An example of this is the SAW in Qualcomm SoCs. This is a block in the SoC which provides control of some regulators used for the CPU cores in the PMIC in very low power states and also allows the CPU to control the regulator with fast memory mapped registers rather than the slower buses used to control the PMIC. Unfortunately it doesn’t fully replace direct access to the PMIC, it supports a subset of the control we need for the PMIC but not all of it. We could represent the SAW as an independent regulator but from a system integration point of view it is functioning as an extra control interface for the external PMIC and if we want to use the extra functionality that is only available via direct access to the PMIC we need to consider that and represent the SAW as an extension of it. If we don’t need that extra PMIC functionality at the current time this means we need to do some extra work to make sure we describe the PMIC before we can use the SAW even if we have no intention to use anything other than the SAW.

Now, few if any people are actually using the device tree as an ABI at present so those working on enabling platforms often forget about the requirement and find it an obstacle to getting things done – they have pressure to get things done, they don’t have quite the same pressure to make sure that attention is paid to device tree compatibility so it can easily get forgotten. Over time this may change, especially if people start to take advantage of the device tree as an ABI that become more and more important, but for now if we want to enable that in the future it’s something we have to actively think about and work on, accepting that this means we won’t always be able to do the most expedient thing.

Syndicated 2016-02-20 17:19:41 from Technicalities

Performance problems

Just over a year ago I implemented an optimization to the SPI core code in Linux that avoids some needless context switches to a worker thread in the main data path that most clients use. This was really nice, it was simple to do but saved a bunch of work for most drivers using SPI and made things noticeably faster. The code got merged in v4.0 and that was that, I kept on kicking a few more ideas for optimizations in this area around but that was that until the past month.

What happened then was that for whatever reason people started picking up v4.0 and using it in production more. On some systems people started seeing problems when there was heavy SPI flash usage, often during things like distribution installation. In some cases the lockup detector fired, but the most entertaining error was that on Marvell Orion systems (which are single core) when the flash was being heavily used the SATA controller started having trouble handling interrupts. These problems all bisected down to the key commit in that series, 0461a4149836c79 (spi: Pump transfers inside calling context for spi_sync()).
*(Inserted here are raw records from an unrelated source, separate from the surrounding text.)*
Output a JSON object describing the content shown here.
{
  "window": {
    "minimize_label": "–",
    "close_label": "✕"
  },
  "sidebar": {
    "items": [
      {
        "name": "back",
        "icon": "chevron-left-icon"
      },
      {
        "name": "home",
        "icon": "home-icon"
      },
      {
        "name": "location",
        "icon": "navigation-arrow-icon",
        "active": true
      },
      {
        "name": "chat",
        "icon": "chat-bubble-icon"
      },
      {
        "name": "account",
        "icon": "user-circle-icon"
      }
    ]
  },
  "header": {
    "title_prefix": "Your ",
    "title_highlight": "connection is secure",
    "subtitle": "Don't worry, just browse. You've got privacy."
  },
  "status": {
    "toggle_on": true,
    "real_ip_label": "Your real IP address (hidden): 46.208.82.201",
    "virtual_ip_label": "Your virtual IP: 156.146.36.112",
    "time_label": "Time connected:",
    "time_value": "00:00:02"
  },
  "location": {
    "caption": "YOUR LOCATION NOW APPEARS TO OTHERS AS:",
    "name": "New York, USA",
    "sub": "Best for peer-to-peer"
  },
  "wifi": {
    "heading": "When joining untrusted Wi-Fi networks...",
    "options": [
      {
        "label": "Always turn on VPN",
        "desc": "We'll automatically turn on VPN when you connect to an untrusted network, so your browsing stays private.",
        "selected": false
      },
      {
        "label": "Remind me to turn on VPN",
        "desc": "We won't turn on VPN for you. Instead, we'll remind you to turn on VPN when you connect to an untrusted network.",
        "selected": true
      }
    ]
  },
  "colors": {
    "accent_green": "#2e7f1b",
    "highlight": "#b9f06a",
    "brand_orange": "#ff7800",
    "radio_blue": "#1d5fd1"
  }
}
The problem is that there are a number of widely deployed SPI controllers out there that don’t support DMA and instead require the CPU to explicitly read and write everything sent to and from registers in the controller. To make matters worse these accesses to the controller will usually take many CPU cycles to complete, each one stalling the CPU while they happen. This is fine for short transfers or if the CPU has nothing else to do but on a busy multitasking system it’s an issue. Before the optimization the switches between the worker thread interacting with the hardware and the thread initiating the SPI operations provided breaks in this activity which allowed other things to switch in. Unfortunately when we optimize those away then if there’s a lot of work for the controller being done from one thread then that thread can run for a long time without pause. The fix for affected drivers if there are no less CPU intensive ways of driving the hardware is to add some explicit sleeps into the driver itself, either at the end of the transfer_one() or perhaps in an unprepare_message() function.

In a way I was quite pleased to see this, it was a clear demonstration that the optimization was having the intended effect though obviously users of affected systems will not find that so comforting. It’s not the first time that making things faster or fixing a bug has revealed an underlying problem, I’m sure it won’t be the last.